Haldanes and Co-op engage in legal battle over shop sale

Click to follow
The Independent Online

A war of words and legal actions has broken out between the Co-operative Group and Haldanes. The fledgling supermarket chain has accused the UK's fifth biggest food retailer of wanting to drive it "out of business" after Haldanes bought more than 20 former Somerfield stores from the Co-op in early 2010.

Haldanes said it had "issued proceedings in the High Court" against the Co-operative Group over allegations that it "materially breached key terms of the agreement" over the sale of the 26 shops. It said that if had been aware of just how dire the trading performance of these shops was, it would not have proceeded with the acquisition.

However, the Co-op, which owns 3,000 stores, denied the allegations and said it had started its own legal proceeding against Haldanes in April.

It says it wants to "recover possession" of a number of the former Somerfield stores after Haldanes failed to pay rents owed to the Co-op.

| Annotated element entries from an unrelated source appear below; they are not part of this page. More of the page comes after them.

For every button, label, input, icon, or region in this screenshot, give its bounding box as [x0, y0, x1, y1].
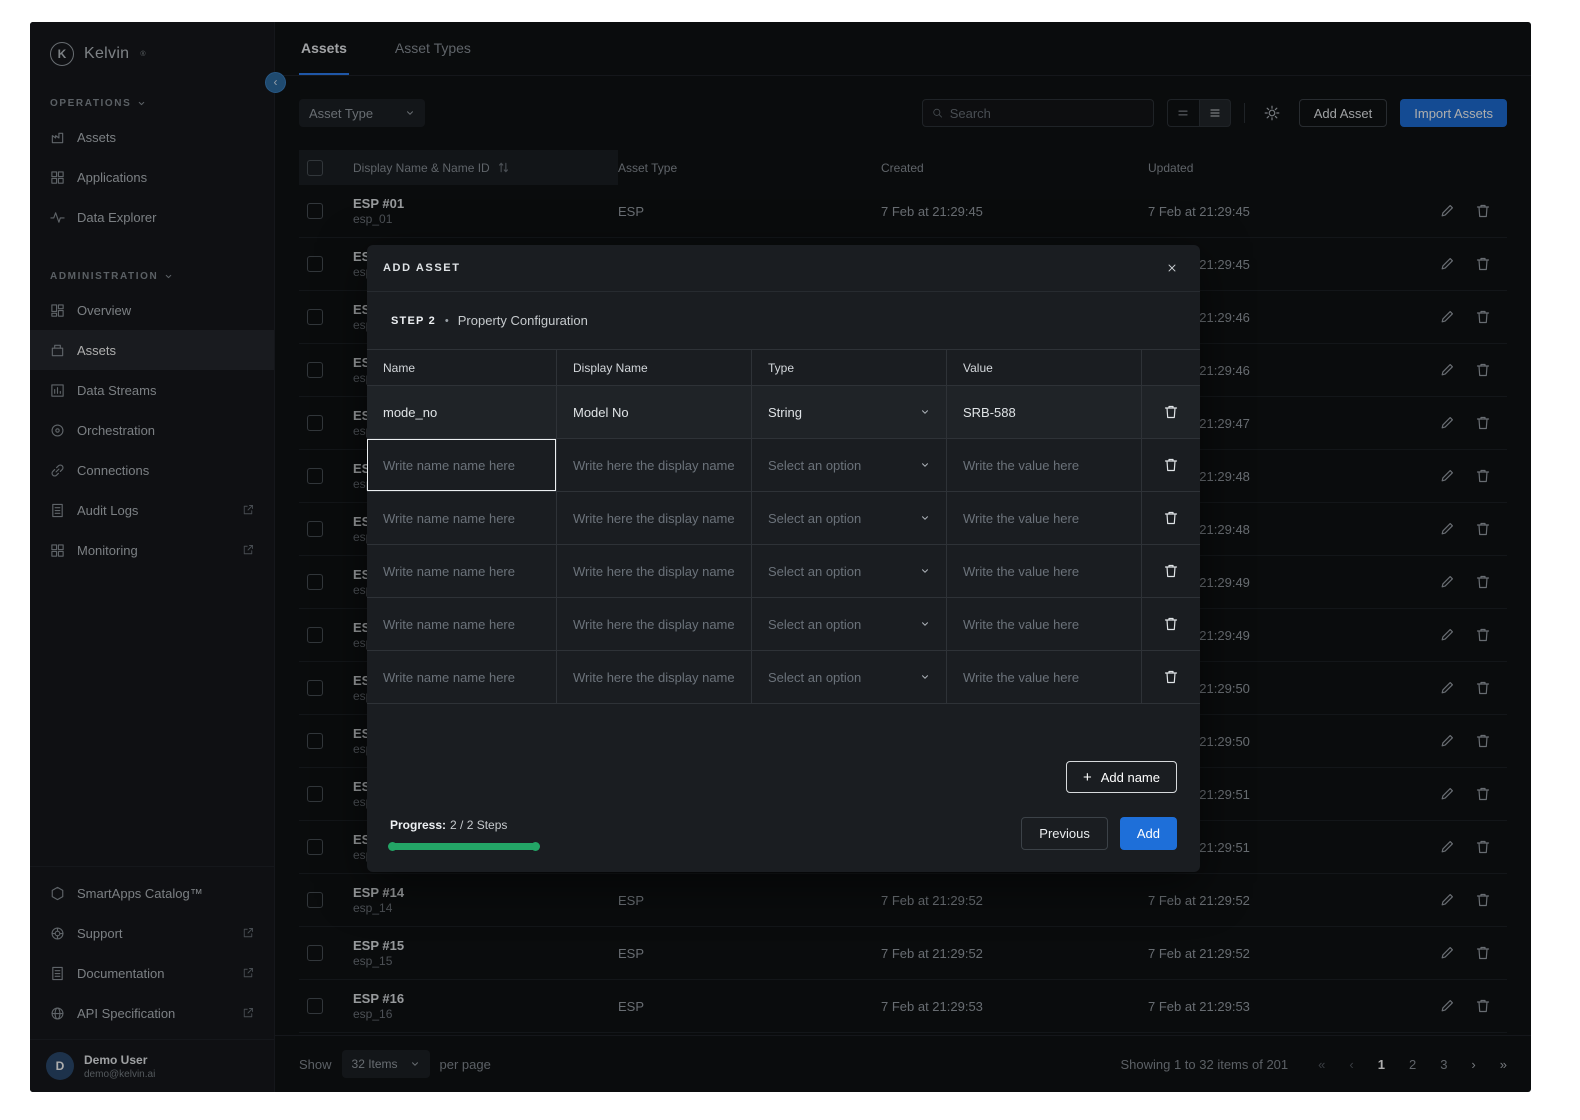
property-value-input[interactable]: [963, 598, 1141, 650]
trash-icon: [1163, 563, 1179, 579]
property-row-empty: Select an option: [367, 545, 1200, 598]
delete-property-button[interactable]: [1163, 404, 1179, 420]
property-row-empty: Select an option: [367, 492, 1200, 545]
property-type-value: String: [768, 405, 802, 420]
delete-property-button[interactable]: [1163, 616, 1179, 632]
property-value-input[interactable]: [963, 386, 1141, 438]
add-asset-modal: ADD ASSET STEP 2 • Property Configuratio…: [367, 245, 1200, 872]
property-type-select[interactable]: Select an option: [752, 545, 947, 598]
property-name-input[interactable]: [383, 598, 556, 650]
property-value-input[interactable]: [963, 545, 1141, 597]
delete-property-button[interactable]: [1163, 457, 1179, 473]
modal-header: ADD ASSET: [367, 245, 1200, 292]
property-value-input[interactable]: [963, 439, 1141, 491]
property-table-body: String Select an: [367, 386, 1200, 704]
property-type-placeholder: Select an option: [768, 564, 861, 579]
chevron-down-icon: [920, 460, 930, 470]
step-label: STEP 2: [391, 315, 436, 327]
property-type-select[interactable]: Select an option: [752, 439, 947, 492]
property-display-name-input[interactable]: [573, 545, 751, 597]
app-window: K Kelvin ® OPERATIONS Assets Application…: [30, 22, 1531, 1092]
property-row-empty: Select an option: [367, 598, 1200, 651]
property-type-placeholder: Select an option: [768, 670, 861, 685]
chevron-down-icon: [920, 407, 930, 417]
modal-title: ADD ASSET: [383, 262, 461, 274]
previous-button[interactable]: Previous: [1021, 817, 1108, 850]
close-modal-button[interactable]: [1162, 258, 1182, 278]
property-type-select[interactable]: Select an option: [752, 492, 947, 545]
property-type-placeholder: Select an option: [768, 511, 861, 526]
delete-property-button[interactable]: [1163, 510, 1179, 526]
chevron-down-icon: [920, 513, 930, 523]
property-name-input[interactable]: [383, 545, 556, 597]
property-name-input[interactable]: [383, 492, 556, 544]
property-display-name-input[interactable]: [573, 439, 751, 491]
modal-footer: Progress: 2 / 2 Steps Previous Add: [367, 817, 1200, 872]
property-name-input[interactable]: [383, 651, 556, 703]
property-row-filled: String: [367, 386, 1200, 439]
property-column-name: Name: [367, 350, 557, 386]
property-empty-rows: Select an option S: [367, 439, 1200, 704]
trash-icon: [1163, 510, 1179, 526]
property-table: Name Display Name Type Value String: [367, 349, 1200, 704]
delete-property-button[interactable]: [1163, 669, 1179, 685]
add-name-label: Add name: [1101, 770, 1160, 785]
property-type-placeholder: Select an option: [768, 458, 861, 473]
chevron-down-icon: [920, 566, 930, 576]
property-display-name-input[interactable]: [573, 598, 751, 650]
property-display-name-input[interactable]: [573, 651, 751, 703]
property-type-select[interactable]: Select an option: [752, 598, 947, 651]
property-column-type: Type: [752, 350, 947, 386]
progress-block: Progress: 2 / 2 Steps: [390, 818, 538, 850]
property-display-name-input[interactable]: [573, 492, 751, 544]
add-button[interactable]: Add: [1120, 817, 1177, 850]
trash-icon: [1163, 457, 1179, 473]
property-row-empty: Select an option: [367, 651, 1200, 704]
step-title: Property Configuration: [458, 313, 588, 328]
progress-bar: [390, 843, 538, 850]
chevron-down-icon: [920, 672, 930, 682]
property-column-display-name: Display Name: [557, 350, 752, 386]
property-value-input[interactable]: [963, 492, 1141, 544]
property-value-input[interactable]: [963, 651, 1141, 703]
progress-label: Progress:: [390, 818, 446, 832]
property-column-value: Value: [947, 350, 1142, 386]
property-type-select[interactable]: Select an option: [752, 651, 947, 704]
progress-value: 2 / 2 Steps: [450, 818, 507, 832]
property-display-name-input[interactable]: [573, 386, 751, 438]
modal-body: Name Display Name Type Value String: [367, 349, 1200, 872]
chevron-down-icon: [920, 619, 930, 629]
delete-property-button[interactable]: [1163, 563, 1179, 579]
plus-icon: +: [1083, 770, 1092, 785]
property-type-select[interactable]: String: [752, 386, 947, 439]
add-name-button[interactable]: + Add name: [1066, 761, 1177, 793]
trash-icon: [1163, 616, 1179, 632]
step-indicator: STEP 2 • Property Configuration: [367, 292, 1200, 349]
property-row-empty: Select an option: [367, 439, 1200, 492]
trash-icon: [1163, 404, 1179, 420]
trash-icon: [1163, 669, 1179, 685]
property-column-actions: [1142, 350, 1200, 386]
property-table-header: Name Display Name Type Value: [367, 350, 1200, 386]
close-icon: [1166, 262, 1178, 274]
property-name-input[interactable]: [383, 439, 556, 491]
step-separator: •: [445, 315, 449, 327]
property-type-placeholder: Select an option: [768, 617, 861, 632]
property-name-input[interactable]: [383, 386, 556, 438]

The Co-operative Group, which was forced to divest a number of stores after completing its £1.57bn acquisition of Somerfield in 2009, said it had not yet received legal papers from Haldanes but that, if they did arrive, it would "contest them vigorously".

Haldanes hit back, saying the Co-op's legal proceedings related only to specific disputes at two stores.

Arthur Harris, the chief executive of the group behind 24 Haldanes shops and 20 Ugo food stores (including two converted Somerfield outlets), said: "The Co-op has made me their 'whipping boy' for stores which they were struggling to find a buyer for, but which they needed to sell, to avoid competition issues."

He added: "We believe the Co-op would much prefer to see Haldanes go bust than address the issues arising, as we calculate this could represent as much as £10m bottom-line annual profit for the Co-op."

The Co-op said it "has acted in good faith throughout its dealings with Haldanes and categorically refutes all allegations of impropriety. The original transaction was subject to full due diligence on the part of Haldanes and its advisers".